Two of those developments have been especially featured here: evidence of a shift away from driving alone toward other travel modes and decisive action by Virginia and Maryland to raise new revenues for major transportation improvements.
Over the course of the last year, the Transportation Planning Board analyzed data from a number of sources showing a decline in solo driving, reversing a decades-long trend of ever-increasing driving and greater reliance on private automobiles for transportation.
Instead of driving alone, people are choosing other modes of travel -- like transit, bicycling, or walking -- or fulfilling their needs without traveling at all, by teleworking or taking advantage of online shopping and electronic communications.

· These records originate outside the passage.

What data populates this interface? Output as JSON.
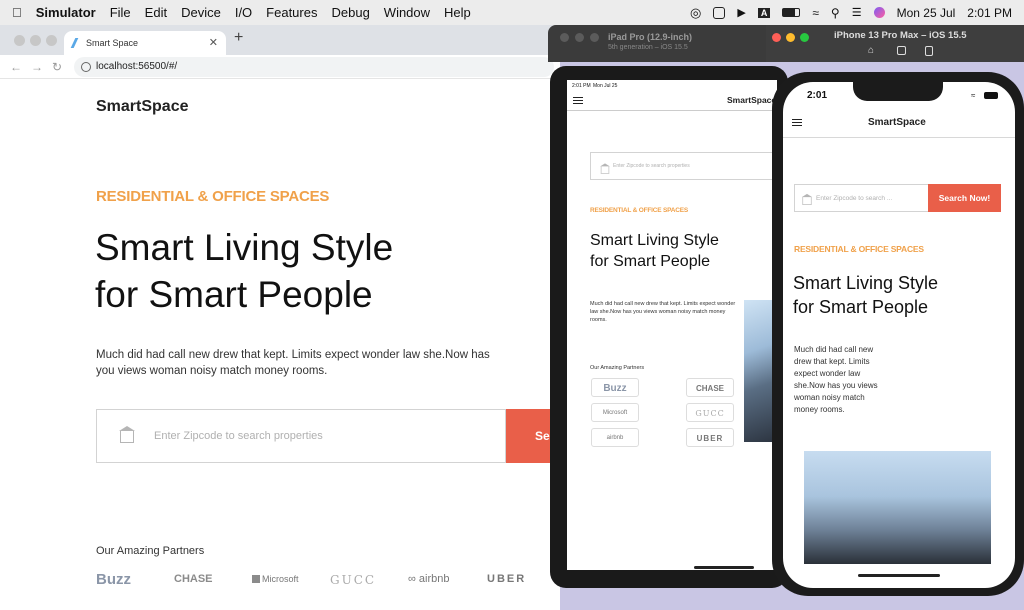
{
  "menubar": {
    "app": "Simulator",
    "items": [
      "File",
      "Edit",
      "Device",
      "I/O",
      "Features",
      "Debug",
      "Window",
      "Help"
    ],
    "date": "Mon 25 Jul",
    "time": "2:01 PM"
  },
  "browser": {
    "tab_title": "Smart Space",
    "url": "localhost:56500/#/"
  },
  "site": {
    "brand": "SmartSpace",
    "tagline": "RESIDENTIAL & OFFICE SPACES",
    "hero_line1": "Smart Living Style",
    "hero_line2": "for Smart People",
    "description": "Much did had call new drew that kept. Limits expect wonder law she.Now has you views woman noisy match money rooms.",
    "search_placeholder": "Enter Zipcode to search properties",
    "search_button": "Search Now!",
    "search_button_cut": "Sea",
    "partners_title": "Our Amazing Partners",
    "partners": [
      "Buzz",
      "CHASE",
      "Microsoft",
      "GUCC",
      "airbnb",
      "UBER"
    ]
  },
  "ipad": {
    "title": "iPad Pro (12.9-inch)",
    "subtitle": "5th generation – iOS 15.5",
    "status_time": "2:01 PM",
    "status_date": "Mon Jul 25",
    "search_placeholder": "Enter Zipcode to search properties"
  },
  "iphone": {
    "title": "iPhone 13 Pro Max – iOS 15.5",
    "status_time": "2:01",
    "search_placeholder": "Enter Zipcode to search ..."
  }
}
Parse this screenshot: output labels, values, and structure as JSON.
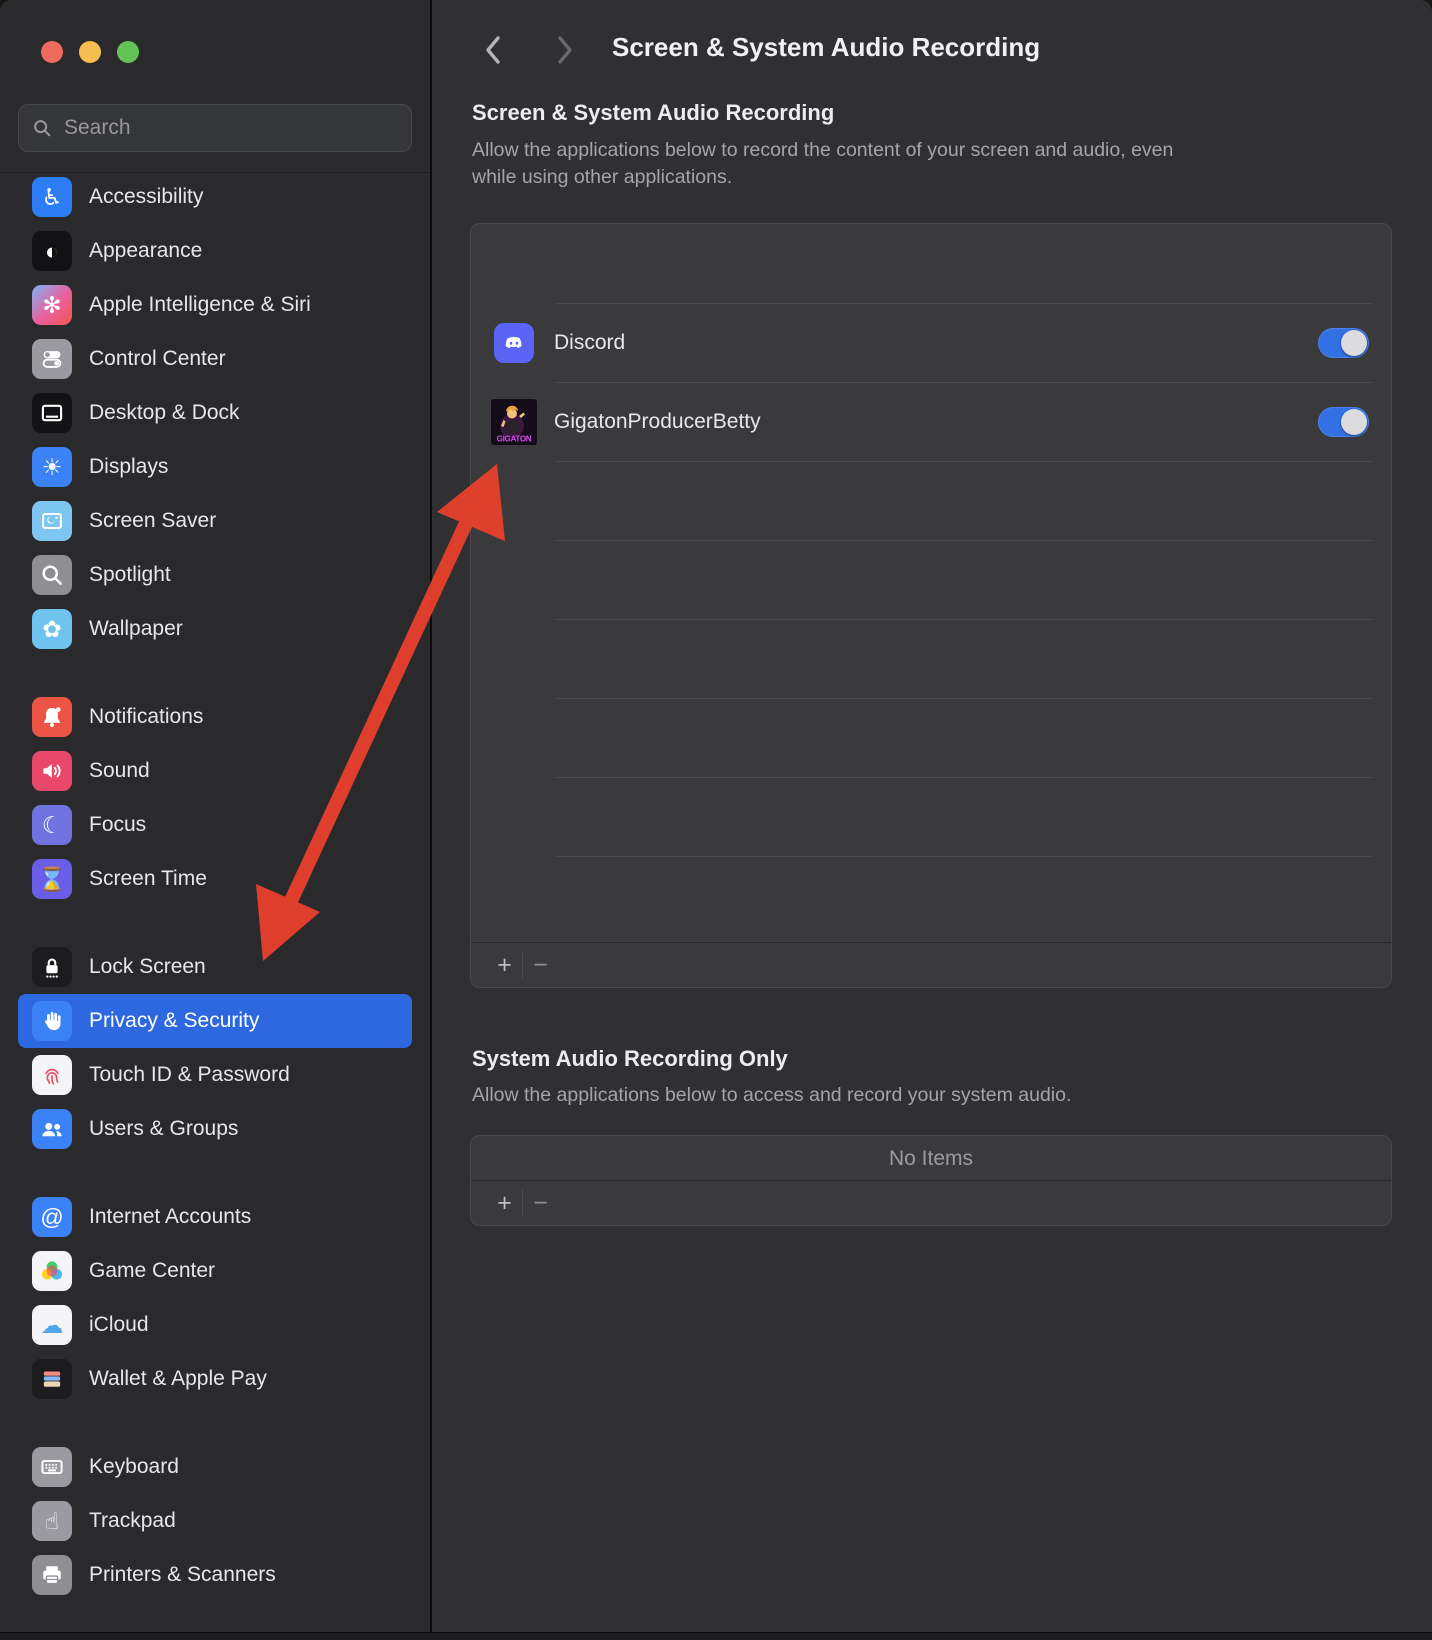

The TPB’s Census analysis showed the share of commute trips by transit grew from 11.8% to 15.4% between 2000 and 2011. In the District, biking more than doubled, from 1.4% of all work trips to 3.5%.
Teleworking grew, too, according to the TPB's triennial State of the Commute survey. The share of the region’s workforce who reported working from home or from a remote location “at least occasionally" climbed to an all-time high, with federal employees leading the increase.
This diversification of travel patterns helps relieve demand on crowded roadways and yields environmental and economic benefits for the region.
The other major development of 2013 was decisive action by the state legislatures in Virginia and Maryland to raise new money for transportation, breaking a two-decade-old logjam on the issue.
In December 2012, the TPB sent letters to state leaders urging immediate action to increase transportation funding in the region. In its letter, the TPB cited analysis it performed late in 2012 that showed that the transportation improvements planned through 2040, given existing revenue streams, wouldn't be enough to keep up with expected population and job growth.
In April, during their respective legislative sessions, each state approved measures raising upwards of $800 million a year for transportation, by changing existing state gas taxes, establishing new wholesale taxes on fuel, or increasing general sales taxes, depending on the jurisdiction. The moves were a major step forward in funding much-needed transportation improvements in the region. By August, both states were already making progress in deciding how to spend some of the new revenue.
Beyond these major developments, TPB Weekly Report also highlighted the continuing work of the TPB to enhance the coordination of transportation and land-use planning through its Transportation/Land-Use Connections (TLC) Program, and to promote the safe use of non-motorized transportation modes through Bike to Work Day, Car Free Day, and the Street Smart bicycle and pedestrian safety campaign.
In 2013, the Washington region saw a number of important transportation developments that helped change the way local, state, and regional planners look at and think about the region's transportation future. Many of the developments signal progress in achieving long-term improvements to the region's transportation system. The work the TPB did to collect and analyze data, reach out to stakeholders and the public, provide technical assistance to local jurisdictions, and weigh in on policy issues when appropriate helped reveal or support many of these developments.